For a brief moment in the life of the Arabian Desert, childhood dreams and hyperbole converged like sand and wind swirling into a pointless dust devil. Upon landing in Kuwait, I was assigned to a base in the northern desert, literally down a dirt road and I could honestly say that I had my own desert compound guarded by mercenaries. What kid wouldn't think that wasn't very badass sounding? Of course, the mercenaries did not have sleeveless leather vests, battle-axes, or bandoliers of grenades. They also did not ride stallions or shoot crossbows. They mostly looked like the Target Loss Prevention Team, but with more guns.

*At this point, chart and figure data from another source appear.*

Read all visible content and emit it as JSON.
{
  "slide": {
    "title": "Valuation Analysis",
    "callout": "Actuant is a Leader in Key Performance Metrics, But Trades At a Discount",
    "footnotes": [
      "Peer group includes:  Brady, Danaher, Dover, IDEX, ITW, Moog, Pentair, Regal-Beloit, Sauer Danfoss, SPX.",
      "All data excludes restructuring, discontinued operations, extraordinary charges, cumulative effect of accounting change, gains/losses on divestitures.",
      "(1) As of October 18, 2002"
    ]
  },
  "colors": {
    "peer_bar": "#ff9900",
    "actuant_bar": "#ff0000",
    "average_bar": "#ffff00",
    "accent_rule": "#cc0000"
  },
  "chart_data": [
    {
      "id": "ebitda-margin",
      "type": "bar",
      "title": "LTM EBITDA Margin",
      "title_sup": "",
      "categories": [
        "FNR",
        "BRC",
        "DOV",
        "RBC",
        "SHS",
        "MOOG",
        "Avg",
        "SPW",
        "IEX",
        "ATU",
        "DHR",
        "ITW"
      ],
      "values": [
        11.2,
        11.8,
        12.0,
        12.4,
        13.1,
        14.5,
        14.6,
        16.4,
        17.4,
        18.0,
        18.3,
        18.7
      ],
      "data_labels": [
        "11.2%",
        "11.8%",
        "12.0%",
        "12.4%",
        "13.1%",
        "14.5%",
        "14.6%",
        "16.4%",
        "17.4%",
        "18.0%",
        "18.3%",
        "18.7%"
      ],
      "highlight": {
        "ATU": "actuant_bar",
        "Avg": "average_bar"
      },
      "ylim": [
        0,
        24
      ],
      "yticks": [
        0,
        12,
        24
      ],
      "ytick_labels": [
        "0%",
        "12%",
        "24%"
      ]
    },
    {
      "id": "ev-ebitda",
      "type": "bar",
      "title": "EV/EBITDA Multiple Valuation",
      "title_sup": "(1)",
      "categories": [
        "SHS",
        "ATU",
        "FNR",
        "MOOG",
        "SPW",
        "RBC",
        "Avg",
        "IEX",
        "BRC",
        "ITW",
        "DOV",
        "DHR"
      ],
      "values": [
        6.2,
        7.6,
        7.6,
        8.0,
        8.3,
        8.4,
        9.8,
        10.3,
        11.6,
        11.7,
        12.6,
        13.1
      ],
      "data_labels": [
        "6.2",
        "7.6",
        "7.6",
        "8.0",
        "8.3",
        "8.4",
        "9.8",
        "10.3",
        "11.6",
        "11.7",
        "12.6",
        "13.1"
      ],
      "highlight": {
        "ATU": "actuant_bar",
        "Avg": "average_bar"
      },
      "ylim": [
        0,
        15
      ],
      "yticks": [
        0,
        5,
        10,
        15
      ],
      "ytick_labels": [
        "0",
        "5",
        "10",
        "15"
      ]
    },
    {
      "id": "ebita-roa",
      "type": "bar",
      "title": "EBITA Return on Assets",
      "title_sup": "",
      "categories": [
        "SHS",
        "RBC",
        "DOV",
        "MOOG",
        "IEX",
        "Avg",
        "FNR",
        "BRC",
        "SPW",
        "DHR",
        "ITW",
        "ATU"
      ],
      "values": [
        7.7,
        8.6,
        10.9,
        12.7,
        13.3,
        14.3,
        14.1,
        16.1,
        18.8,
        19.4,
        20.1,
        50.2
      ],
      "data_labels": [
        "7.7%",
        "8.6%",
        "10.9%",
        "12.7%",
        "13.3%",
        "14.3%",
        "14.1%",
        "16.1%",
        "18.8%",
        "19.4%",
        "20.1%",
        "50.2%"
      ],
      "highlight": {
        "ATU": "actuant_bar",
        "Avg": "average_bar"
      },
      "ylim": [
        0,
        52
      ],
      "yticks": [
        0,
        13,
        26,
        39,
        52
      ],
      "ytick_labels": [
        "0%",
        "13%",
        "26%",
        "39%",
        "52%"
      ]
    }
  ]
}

Two months passed: rides out to remote bases, long runs in the rolling desert, drinking O'douls in the office, missing the boy and wife.
Work was hard (for some), but the DOD's drive to save money resulted in relocation to a Dickensian slum in the southern desert, where I now live separated from my neighbors by blankets in a concrete warren lit by desk lamps which I try to imagine run off whale-oil (to complete the Victorian analogy).
When I first arrived at the new spot, there was a raging sandstorm, and the volume of hot sand in the air was only aggravated by the construction project upwind of our tents.
"I wonder....," I thought out loud. "They must be putting up more tents."
"No," said a nearby Soldier unironically. "They are removing the gravel from the desert."
Apparently, the local government has leaned on the US Government to withdraw from certain areas and return those areas to their natural states. This means that the US government is paying construction crews to pull rocks out of sand for months on end, which is funny because civilization-adjacent desert is covered in plastic bags. In fact, I have a theory that the large monitor lizards living in the region live off plastic bags and candy wrappers. But one must return the desert to its natural geologic state. No rocks allowed.
And that is deployment in a nutshell: pulling rocks out of sand and convincing oneself that it's important.